A sticking plaster made using stem cells harvested from a patient’s own thigh could be the key to beating heart failure.
Researchers have mended damaged hearts using a tiny patch packed with the health-boosting cells.
They glued the patch to the surface of the heart where it shored up damaged areas, helping the existing heart tissue to perform better and so improving the patient’s health.
The Japanese researchers say the therapy is a ‘promising’ long-term solution because current treatment options for heart failure are not ideal, and are all relatively short term. Even with the best care, heart failure is often fatal.
Hailing the breakthrough as ‘exciting’, Professor Metin Avkiran, associate medical director at the British Heart Foundation, said: ‘Heart failure is a cruel and debilitating illness affecting more than half a million people across the UK.

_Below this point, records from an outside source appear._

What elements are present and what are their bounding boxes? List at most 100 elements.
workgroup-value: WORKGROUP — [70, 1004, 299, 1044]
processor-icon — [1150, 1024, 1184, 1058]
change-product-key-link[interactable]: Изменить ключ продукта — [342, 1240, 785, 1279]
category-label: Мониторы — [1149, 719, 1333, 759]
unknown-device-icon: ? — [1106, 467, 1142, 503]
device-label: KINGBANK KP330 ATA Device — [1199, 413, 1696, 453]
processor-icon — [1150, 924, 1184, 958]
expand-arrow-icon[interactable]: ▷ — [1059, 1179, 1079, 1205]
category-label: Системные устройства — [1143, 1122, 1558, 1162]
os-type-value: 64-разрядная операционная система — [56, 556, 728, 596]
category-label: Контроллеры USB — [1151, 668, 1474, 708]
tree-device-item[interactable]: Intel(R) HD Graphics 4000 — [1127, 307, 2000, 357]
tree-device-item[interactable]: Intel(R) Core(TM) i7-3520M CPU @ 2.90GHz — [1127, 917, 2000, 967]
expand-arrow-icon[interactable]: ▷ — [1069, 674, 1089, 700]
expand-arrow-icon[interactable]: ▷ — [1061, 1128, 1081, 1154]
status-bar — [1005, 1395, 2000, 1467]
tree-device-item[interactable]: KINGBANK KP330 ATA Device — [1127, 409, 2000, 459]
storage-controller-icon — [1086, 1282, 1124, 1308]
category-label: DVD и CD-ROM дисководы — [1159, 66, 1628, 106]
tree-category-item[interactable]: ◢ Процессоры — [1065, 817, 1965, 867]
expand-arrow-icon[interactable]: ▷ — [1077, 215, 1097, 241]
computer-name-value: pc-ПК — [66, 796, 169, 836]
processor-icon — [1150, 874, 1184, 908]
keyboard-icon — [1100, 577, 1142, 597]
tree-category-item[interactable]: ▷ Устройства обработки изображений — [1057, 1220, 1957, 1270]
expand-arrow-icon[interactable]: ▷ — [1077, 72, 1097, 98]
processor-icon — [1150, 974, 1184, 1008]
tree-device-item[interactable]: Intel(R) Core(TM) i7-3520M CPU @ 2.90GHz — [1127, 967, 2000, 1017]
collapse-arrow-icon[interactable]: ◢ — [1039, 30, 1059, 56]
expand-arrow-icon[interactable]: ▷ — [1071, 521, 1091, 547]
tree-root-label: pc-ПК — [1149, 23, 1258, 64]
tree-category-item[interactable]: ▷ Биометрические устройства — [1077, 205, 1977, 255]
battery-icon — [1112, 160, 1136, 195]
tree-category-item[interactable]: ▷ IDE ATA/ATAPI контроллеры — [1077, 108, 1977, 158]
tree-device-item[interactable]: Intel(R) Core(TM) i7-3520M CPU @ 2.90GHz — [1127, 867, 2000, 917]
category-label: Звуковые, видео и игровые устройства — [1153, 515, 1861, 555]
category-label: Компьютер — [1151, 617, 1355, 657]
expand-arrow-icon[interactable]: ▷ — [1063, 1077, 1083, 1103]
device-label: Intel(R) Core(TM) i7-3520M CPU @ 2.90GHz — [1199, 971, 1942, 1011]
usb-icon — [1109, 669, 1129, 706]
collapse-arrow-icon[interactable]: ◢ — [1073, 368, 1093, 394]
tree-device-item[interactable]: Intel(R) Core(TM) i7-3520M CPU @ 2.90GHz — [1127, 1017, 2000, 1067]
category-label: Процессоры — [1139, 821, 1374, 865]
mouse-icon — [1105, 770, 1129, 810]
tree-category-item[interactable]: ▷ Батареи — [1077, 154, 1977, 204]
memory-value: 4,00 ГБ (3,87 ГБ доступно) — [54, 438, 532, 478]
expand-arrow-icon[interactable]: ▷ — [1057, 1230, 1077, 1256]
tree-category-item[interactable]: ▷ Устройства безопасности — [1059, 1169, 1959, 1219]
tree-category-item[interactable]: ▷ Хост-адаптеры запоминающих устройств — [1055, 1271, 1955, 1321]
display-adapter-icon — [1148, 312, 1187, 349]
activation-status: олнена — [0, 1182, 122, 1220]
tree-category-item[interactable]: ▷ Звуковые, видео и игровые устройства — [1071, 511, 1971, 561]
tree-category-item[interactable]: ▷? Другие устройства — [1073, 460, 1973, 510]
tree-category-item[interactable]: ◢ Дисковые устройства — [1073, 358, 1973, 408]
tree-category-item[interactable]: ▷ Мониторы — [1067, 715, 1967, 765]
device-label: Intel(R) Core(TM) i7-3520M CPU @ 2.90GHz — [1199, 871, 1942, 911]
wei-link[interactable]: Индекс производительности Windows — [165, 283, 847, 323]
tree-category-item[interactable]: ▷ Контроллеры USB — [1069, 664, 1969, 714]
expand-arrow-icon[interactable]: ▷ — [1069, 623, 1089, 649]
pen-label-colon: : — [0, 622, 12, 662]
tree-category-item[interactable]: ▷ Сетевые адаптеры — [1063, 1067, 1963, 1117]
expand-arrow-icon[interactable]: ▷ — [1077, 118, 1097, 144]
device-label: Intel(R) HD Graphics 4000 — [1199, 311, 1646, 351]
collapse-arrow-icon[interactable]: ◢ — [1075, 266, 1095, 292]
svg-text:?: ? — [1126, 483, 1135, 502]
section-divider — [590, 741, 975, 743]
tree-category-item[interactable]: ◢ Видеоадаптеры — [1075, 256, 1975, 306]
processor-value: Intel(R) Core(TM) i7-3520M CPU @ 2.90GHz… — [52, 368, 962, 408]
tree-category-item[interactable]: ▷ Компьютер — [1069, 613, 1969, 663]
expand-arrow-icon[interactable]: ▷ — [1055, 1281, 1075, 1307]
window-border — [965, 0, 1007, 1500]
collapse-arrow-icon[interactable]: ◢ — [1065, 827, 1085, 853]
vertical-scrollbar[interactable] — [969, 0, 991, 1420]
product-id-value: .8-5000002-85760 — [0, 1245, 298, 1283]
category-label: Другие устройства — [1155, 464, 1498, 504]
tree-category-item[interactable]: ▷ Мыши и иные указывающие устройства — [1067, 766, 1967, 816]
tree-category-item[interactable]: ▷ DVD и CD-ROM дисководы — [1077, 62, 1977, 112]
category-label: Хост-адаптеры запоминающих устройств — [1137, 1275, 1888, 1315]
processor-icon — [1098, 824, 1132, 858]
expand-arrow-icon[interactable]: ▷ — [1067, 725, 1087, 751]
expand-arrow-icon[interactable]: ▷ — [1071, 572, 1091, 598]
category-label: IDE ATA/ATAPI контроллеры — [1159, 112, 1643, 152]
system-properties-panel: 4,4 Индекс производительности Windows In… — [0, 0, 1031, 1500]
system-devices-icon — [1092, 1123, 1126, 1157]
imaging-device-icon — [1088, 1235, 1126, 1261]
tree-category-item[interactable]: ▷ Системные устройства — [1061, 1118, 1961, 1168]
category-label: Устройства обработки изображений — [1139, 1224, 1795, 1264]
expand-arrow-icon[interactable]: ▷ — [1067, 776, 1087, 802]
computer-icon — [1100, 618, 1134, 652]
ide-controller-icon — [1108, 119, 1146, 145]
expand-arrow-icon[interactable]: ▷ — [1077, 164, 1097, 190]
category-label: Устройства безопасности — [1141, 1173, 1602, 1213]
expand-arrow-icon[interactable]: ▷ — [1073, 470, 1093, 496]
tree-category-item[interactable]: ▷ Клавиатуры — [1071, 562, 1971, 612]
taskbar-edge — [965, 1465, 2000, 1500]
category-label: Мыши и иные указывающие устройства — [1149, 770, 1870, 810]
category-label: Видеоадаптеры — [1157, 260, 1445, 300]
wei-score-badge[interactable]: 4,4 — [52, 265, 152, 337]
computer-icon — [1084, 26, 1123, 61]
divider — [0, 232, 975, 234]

|The principle of creating a cardiac "plaster"
‘Currently, heart failure is incurable, but stem cell-based treatments may offer new hope to people suffering from the disease.’
Heart failure, which occurs when the organ becomes too weak to pump blood efficiently round the body, affects around 900,000 people in the UK and is the biggest drain on NHS resources of any disease after strokes.
It leaves many sufferers struggling for breath and exhausted trying to do simple, everyday tasks such as dressing, eating and even getting out of bed.
Heart failure is caused either by illnesses such as heart disease, diabetes and high blood pressure, or can be triggered by an unhealthy lifestyle including smoking, eating a high-fat diet, not exercising and being obese. Treatments include drugs and transplants but with up to 40 per cent of those affected dying within a year of diagnosis, heart failure has a worse survival rate than many cancers.
The Japanese study, published in the Journal of the American Heart Association, investigated the use of muscle stem cells to repair damaged hearts.
Having proved the technique could work in rats, the team from Osaka University chose 27 patients with heart failure who were limited in what exercise they could do and were not responding to other treatments.
Heart failure is caused either by illnesses such as heart disease, diabetes and high blood pressure, or can be triggered by an unhealthy lifestyle
The trial involved making patches of stem cells from the patients’ own thigh muscles – the vastus medialis which is one of four making up the quadriceps muscle.
The round patches – measuring about one and a half inches across – were then surgically glued into place on the surface of the left ventricle.
Stem cells – ‘blank’ cells capable of acting as a repair kit for the body by replacing damaged tissue – encourage the regeneration of blood cells and blood vessels.
Once in place, the implanted tissue cells secreted natural chemicals that encouraged the old tissue to behave differently, helping it to work better. After the operation, the patients suffered no significant complications.
More importantly, a year after receiving the patch patients showed improvements in their capacity for exercise and the functioning of their hearts.
The authors said that while therapies exist to treat heart failure, they are not good long-term options, and regenerating the damaged heart using a patient’s cells is a promising alternative.
They said the study suggests this cell patch could be a viable therapy to treat heart failure but that larger clinical trials are needed to validate the findings.
Prof Avkiran said: ‘The study involved only a small number of patients. In order to establish the long-term safety and benefits of this exciting new treatment we would need larger studies.’